As long as we believe someone has a sound business plan and is right for the pub we will work with them.
“Leasing a pub has always provided a means of low-cost entry in to the pub industry,” he said.
“Of course some capital is always required, otherwise it can put too much pressure on their business, but we often find that the amount of finance we require in the initial stages is a lot less than people think.
“The additional advantages [of a pubco lease] are the ongoing business support provided by business development managers (BDMs).
“At Trust Inns each of our BDMs is responsible for no more than 45 pubs so they have time to spend with lessees and help them to develop their business.
“Lessees also receive marketing support, which is obviously unavailable to the free-trade operator.
“As long as we believe someone has a sound business plan and is right for the pub, we will work with them to enable them to get started.”
Hodgson advised would-be lessees to “do their homework” first by considering what their strengths are and the type and location of outlet they want to run.
“We also suggest they give us a call and talk to us,” he added.
“We can offer advice on all aspects of entering the industry, such as how to obtain a personal licence, how to prepare a business plan, etc.
“Starting any business for the first time can be challenging so Trust Inns provides newcomers with the opportunity of attending a number of one-day modular training courses covering a number of vital areas, such as pub profitability, marketing and cellar management.”
S&NPC has also ramped up the support its offering lessees.
The pubco, whose 1300-strong UK estate includes 155 outlets in Scotland, has upgraded its accounts and stocktaking package, Innside Track, to give lessees “tighter control of their business, flag up issues and opportunities early and convert more of their income to profit”.
Changes include a move to monthly rather than quarterly accounts, the inclusion of food in stocktaking and the benchmarking of reports against key performance indicators and lessees’ business plans.
New lessees are obliged to take up the package, which costs from £3600 a year, based on turnover.
Available to all S&NPC leaseholders, it aims to help licensees react quickly to changes in their business.
“It means lessees have the information at their fingertips, which is particularly important in the current climate,” said Chris Sladen, S&NPC’s head of business support.
“Lessees need to know the key figures – sales, GPs, expenses and break-even [figures].
“If there are any issues, early intervention is crucial rather than letting things fester.
“To me this is what the leased and tenanted area is all about – providing advice and support; a safety net. The lessee is their own boss but there is that safety net.

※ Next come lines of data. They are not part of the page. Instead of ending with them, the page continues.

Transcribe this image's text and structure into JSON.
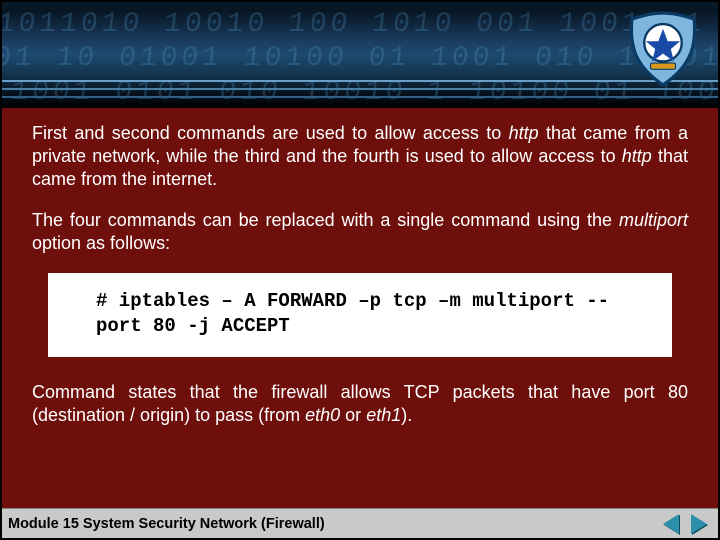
{
  "header": {
    "logo_name": "tut-wuri-handayani-logo"
  },
  "body": {
    "para1_a": "First and second commands are used to allow access to ",
    "para1_http1": "http",
    "para1_b": " that came from a private network, while the third and the fourth is used to allow access to ",
    "para1_http2": "http",
    "para1_c": " that came from the internet.",
    "para2_a": "The four commands can be replaced with a single command using the ",
    "para2_mp": "multiport",
    "para2_b": " option as follows:",
    "code": "# iptables – A FORWARD –p tcp –m multiport --port 80 -j ACCEPT",
    "para3_a": "Command states that the firewall allows TCP packets that have port 80 (destination / origin) to pass (from ",
    "para3_eth0": "eth0",
    "para3_or": " or ",
    "para3_eth1": "eth1",
    "para3_end": ")."
  },
  "footer": {
    "title": "Module 15 System Security Network (Firewall)",
    "prev_label": "previous-slide",
    "next_label": "next-slide"
  }
}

It’s a buyers’ market and there are some cracking pubs on offer.
“There’s no doubt it is a buyers’ market and there are some cracking pubs on offer.
“A leasehold offers low ingoing costs and is a great introduction to the trade.”
Colin Lamb, operations and training manager at the Tennent’s Training Academy in Glasgow, advised bartenders or managers who want to run their own business to consider obtaining additional qualifications.
“The amount of new people we get attending courses at the academy who are from tenancy or pub leasing companies has really shown us that pub leasing companies are offering far more opportunities to new tenants and offering support through training courses,” he said.
“Would-be operators need to ensure they set themselves apart from their competitors by ensuring that they understand their market fully and are able to deliver a consistent, excellent product and customer service levels.”